AFV Beltrame Group ordina a GF-ELTI due forni siderurgici ‘hydrogen ready’

Il gruppo siderurgico italiano AFV Beltrame Group, basato a Vicenza ma presente in tutta Europa, ha scelto l’azienda connazionale GF-ELTI – con sede a Bergamo – per la fornitura di due forni destinati alle proprie acciaierie.

I macchinari, sviluppati sulla base delle specifiche esigenze produttive di Beltrame, sono destinati agli impianti delle controllate Laminés Marchands Européens (LME), in Francia, e Stahl Gerlafingen (SG), in Svizzera, ed entrami sono progettati per poter utilizzare anche idrogeno come combustibile.

Il contratto prevede il design, la fabbricazione e l’installazione dei due forni, che entreranno in attività all’inizio del 2023.

Il primo, destinato a LME, è un Walking Beam Furnace dotato di 13 paia di GF-ELTI Regenerative Burners da 4 MW ciascuno, controllo on-off digitale, con una capacità di 90 tonnellate all’ora.

Il secondo, per SG, è un Pusher Furnace dotato di 23 paia di GF-ELTI Regenerative Burners da 3,2 MW, anch’esso con controllo on-off digitale e con una capacità di 124 tonnellate all’ora.

I due nuovi forni consentiranno di migliorare la sostenibilità ambientale delle attività di Beltrame, ridurre il consumo di energia e aumentare la qualità dei prodotti finali.

“Per anni la nostra società ha investito risorse per sviluppare tecnologie in grado di aumentare l’efficienza e ridurre le emissioni” ha sottolineato GF-ELTI in una nota. “L’ordine ricevuto da AFV Beltrame Group ci sprona quindi a proseguire lungo questo percorso”.

Come detto, i due impianto saranni in grado di bruciare anche idrogeno come combustibile, sfruttando l’esperienza accumulata da GF-ELTI nell’ambito del progetto H2BURN® – High Efficiency Burners, che ha visto la società bergamasca sperimentare con successo bruciatori alimentati da una miscela di idro-metano.

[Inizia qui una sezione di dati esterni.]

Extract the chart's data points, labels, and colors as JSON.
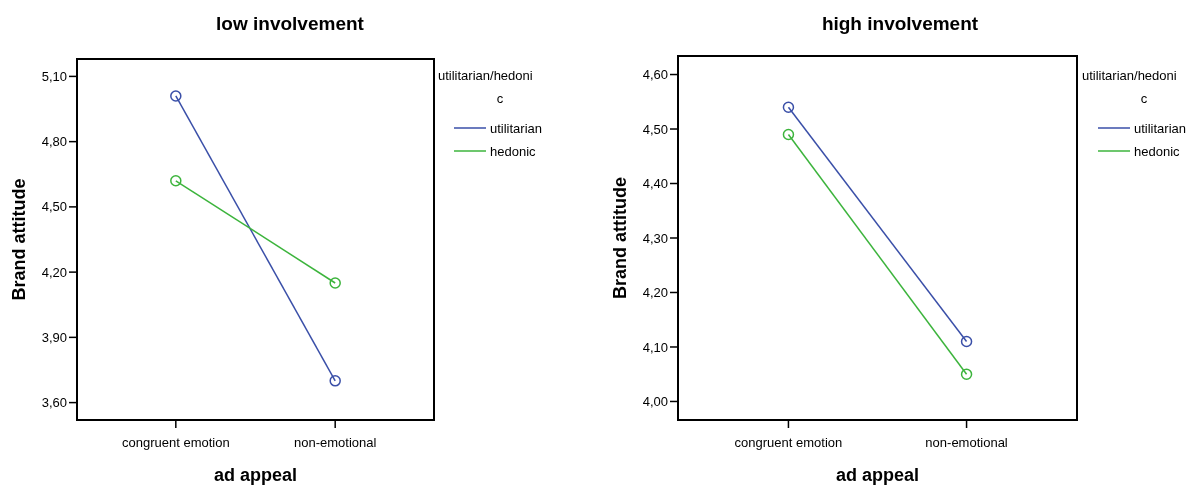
{
  "chart_data": [
    {
      "type": "line",
      "title": "low involvement",
      "xlabel": "ad appeal",
      "ylabel": "Brand attitude",
      "legend_title": "utilitarian/hedonic",
      "categories": [
        "congruent emotion",
        "non-emotional"
      ],
      "series": [
        {
          "name": "utilitarian",
          "color": "#3a4fa8",
          "values": [
            5.01,
            3.7
          ]
        },
        {
          "name": "hedonic",
          "color": "#3cb43c",
          "values": [
            4.62,
            4.15
          ]
        }
      ],
      "ylim": [
        3.52,
        5.18
      ],
      "yticks": [
        {
          "value": 3.6,
          "label": "3,60"
        },
        {
          "value": 3.9,
          "label": "3,90"
        },
        {
          "value": 4.2,
          "label": "4,20"
        },
        {
          "value": 4.5,
          "label": "4,50"
        },
        {
          "value": 4.8,
          "label": "4,80"
        },
        {
          "value": 5.1,
          "label": "5,10"
        }
      ],
      "legend": "right",
      "marker": "circle",
      "grid": false
    },
    {
      "type": "line",
      "title": "high involvement",
      "xlabel": "ad appeal",
      "ylabel": "Brand attitude",
      "legend_title": "utilitarian/hedonic",
      "categories": [
        "congruent emotion",
        "non-emotional"
      ],
      "series": [
        {
          "name": "utilitarian",
          "color": "#3a4fa8",
          "values": [
            4.54,
            4.11
          ]
        },
        {
          "name": "hedonic",
          "color": "#3cb43c",
          "values": [
            4.49,
            4.05
          ]
        }
      ],
      "ylim": [
        3.966,
        4.634
      ],
      "yticks": [
        {
          "value": 4.0,
          "label": "4,00"
        },
        {
          "value": 4.1,
          "label": "4,10"
        },
        {
          "value": 4.2,
          "label": "4,20"
        },
        {
          "value": 4.3,
          "label": "4,30"
        },
        {
          "value": 4.4,
          "label": "4,40"
        },
        {
          "value": 4.5,
          "label": "4,50"
        },
        {
          "value": 4.6,
          "label": "4,60"
        }
      ],
      "legend": "right",
      "marker": "circle",
      "grid": false
    }
  ]
}
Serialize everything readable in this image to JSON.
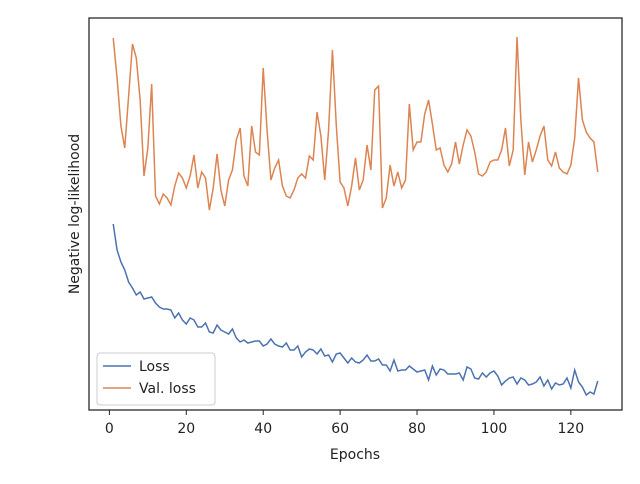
{
  "chart_data": {
    "type": "line",
    "xlabel": "Epochs",
    "ylabel": "Negative log-likelihood",
    "x": [
      1,
      2,
      3,
      4,
      5,
      6,
      7,
      8,
      9,
      10,
      11,
      12,
      13,
      14,
      15,
      16,
      17,
      18,
      19,
      20,
      21,
      22,
      23,
      24,
      25,
      26,
      27,
      28,
      29,
      30,
      31,
      32,
      33,
      34,
      35,
      36,
      37,
      38,
      39,
      40,
      41,
      42,
      43,
      44,
      45,
      46,
      47,
      48,
      49,
      50,
      51,
      52,
      53,
      54,
      55,
      56,
      57,
      58,
      59,
      60,
      61,
      62,
      63,
      64,
      65,
      66,
      67,
      68,
      69,
      70,
      71,
      72,
      73,
      74,
      75,
      76,
      77,
      78,
      79,
      80,
      81,
      82,
      83,
      84,
      85,
      86,
      87,
      88,
      89,
      90,
      91,
      92,
      93,
      94,
      95,
      96,
      97,
      98,
      99,
      100,
      101,
      102,
      103,
      104,
      105,
      106,
      107,
      108,
      109,
      110,
      111,
      112,
      113,
      114,
      115,
      116,
      117,
      118,
      119,
      120,
      121,
      122,
      123,
      124,
      125,
      126,
      127
    ],
    "series": [
      {
        "name": "Loss",
        "color": "#4c72b0",
        "values": [
          186,
          160,
          148,
          140,
          128,
          122,
          115,
          118,
          111,
          112,
          113,
          107,
          103,
          101,
          101,
          100,
          92,
          97,
          90,
          86,
          92,
          90,
          83,
          83,
          87,
          78,
          77,
          85,
          80,
          78,
          76,
          81,
          72,
          68,
          70,
          67,
          68,
          69,
          69,
          64,
          66,
          71,
          66,
          64,
          63,
          67,
          60,
          60,
          64,
          53,
          58,
          61,
          60,
          56,
          61,
          54,
          55,
          48,
          56,
          57,
          52,
          47,
          52,
          48,
          47,
          50,
          55,
          49,
          49,
          51,
          45,
          45,
          39,
          50,
          39,
          40,
          40,
          44,
          41,
          38,
          39,
          40,
          30,
          44,
          35,
          41,
          40,
          36,
          36,
          36,
          37,
          30,
          43,
          41,
          32,
          31,
          37,
          33,
          37,
          39,
          34,
          25,
          29,
          32,
          33,
          26,
          32,
          30,
          25,
          26,
          28,
          33,
          24,
          30,
          21,
          27,
          25,
          26,
          32,
          22,
          40,
          28,
          23,
          15,
          18,
          16,
          29
        ]
      },
      {
        "name": "Val. loss",
        "color": "#dd8452",
        "values": [
          372,
          332,
          284,
          262,
          314,
          366,
          352,
          310,
          234,
          262,
          326,
          214,
          206,
          216,
          212,
          205,
          224,
          237,
          232,
          222,
          234,
          255,
          222,
          238,
          232,
          200,
          222,
          256,
          220,
          204,
          230,
          240,
          270,
          282,
          234,
          224,
          284,
          258,
          255,
          342,
          280,
          230,
          242,
          250,
          224,
          214,
          212,
          220,
          232,
          236,
          232,
          254,
          250,
          298,
          274,
          230,
          280,
          360,
          285,
          228,
          222,
          204,
          224,
          252,
          220,
          230,
          265,
          240,
          320,
          324,
          202,
          212,
          245,
          224,
          238,
          222,
          230,
          306,
          260,
          268,
          268,
          296,
          310,
          286,
          260,
          262,
          245,
          238,
          246,
          268,
          246,
          265,
          280,
          274,
          258,
          236,
          234,
          238,
          248,
          250,
          250,
          260,
          282,
          244,
          260,
          373,
          290,
          235,
          268,
          248,
          260,
          274,
          284,
          250,
          244,
          258,
          242,
          238,
          236,
          245,
          272,
          332,
          290,
          278,
          272,
          268,
          238
        ]
      }
    ],
    "xlim": [
      -5.3,
      133.3
    ],
    "xticks": [
      0,
      20,
      40,
      60,
      80,
      100,
      120
    ],
    "ylim": [
      0,
      392
    ],
    "legend": "lower left"
  }
}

“Tra i principali obbiettivi degli investimenti effettuati dal nostro gruppo c’è quello di mantenere elevati standard dei nostri impianti in termini di efficienza energetica e riduzione delle emissioni, garantendo al contempo il massimo livello di sicurezza” ha dichiarato Alain Creteur, CEO di AFV Beltrame Group. “L’installazione di questi due nuovi forni presso i siti produttivi delle nostre controllate in Francia e Svizzera ci consentirà di avere impianti tecnologicamente avanzati e quindi di essere competitivi sul mercato internazionale dell’acciaio”.